The second type of pond pump is the external pump. They are mounted outside the water and cannot be submerged. The benefits if this type of pump are higher flow rates, durability, and cost efficiency. External pumps are typically used in larger pond applications, and last twice as long as a submersible pump at half the cost of electricity. The market leader in external pond pumps is Sequence Pumps. Sequence pumps range in sizes from 3,300 - 7,800 gph with a maximum head pressure of 24 feet.

Cost of Ownership

Cost of ownership has to be considered when purchasing a pump. A koi pond or koi watergarden pump has to run 24 hours a day and in many zones 365 days a year. The cost of ownership is the price of the pump, how long it is expected to last, and how much it cost to run. There are many types and brands of pumps on the market with a wide array of prices. The cost of the pump is only one factor. A cheaper pump that has to be replaced every year and burns twice the electricity is not a good value.
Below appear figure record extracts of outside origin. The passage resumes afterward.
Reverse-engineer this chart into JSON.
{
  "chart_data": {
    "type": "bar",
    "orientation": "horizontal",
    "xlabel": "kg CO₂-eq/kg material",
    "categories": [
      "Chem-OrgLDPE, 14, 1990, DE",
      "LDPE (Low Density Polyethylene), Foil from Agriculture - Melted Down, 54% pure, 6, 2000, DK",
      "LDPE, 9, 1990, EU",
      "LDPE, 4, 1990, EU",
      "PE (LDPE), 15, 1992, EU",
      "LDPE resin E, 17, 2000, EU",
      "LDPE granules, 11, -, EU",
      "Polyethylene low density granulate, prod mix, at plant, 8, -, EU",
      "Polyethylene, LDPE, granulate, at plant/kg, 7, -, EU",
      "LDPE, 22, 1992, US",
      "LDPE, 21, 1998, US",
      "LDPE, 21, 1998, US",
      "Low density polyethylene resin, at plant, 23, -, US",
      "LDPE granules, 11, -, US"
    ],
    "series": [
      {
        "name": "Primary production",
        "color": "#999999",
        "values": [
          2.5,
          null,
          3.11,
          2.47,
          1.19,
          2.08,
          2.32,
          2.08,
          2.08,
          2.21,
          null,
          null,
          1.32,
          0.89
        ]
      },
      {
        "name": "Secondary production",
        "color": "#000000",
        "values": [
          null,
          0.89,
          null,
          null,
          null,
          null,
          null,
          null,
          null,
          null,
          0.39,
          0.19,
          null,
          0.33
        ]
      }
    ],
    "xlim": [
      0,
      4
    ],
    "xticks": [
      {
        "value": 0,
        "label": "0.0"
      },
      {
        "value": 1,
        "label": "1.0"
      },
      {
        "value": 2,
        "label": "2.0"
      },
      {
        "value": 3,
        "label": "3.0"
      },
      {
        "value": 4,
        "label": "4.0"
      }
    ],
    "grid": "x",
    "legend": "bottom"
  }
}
The warranty period and wattage rating of the pump must be compared along with the price of the pump. The lower the wattage, the cheaper the cost to run the pump. The longer the warranty period means the longer the pump is expected to last. Keeping the pump and pre filter clean makes the pump more efficient and last longer. The Pondmaster, ShinMaywa, and Sequence pond pumps have the longest warranty period and the lowest wattage rating on the market with a proven track record.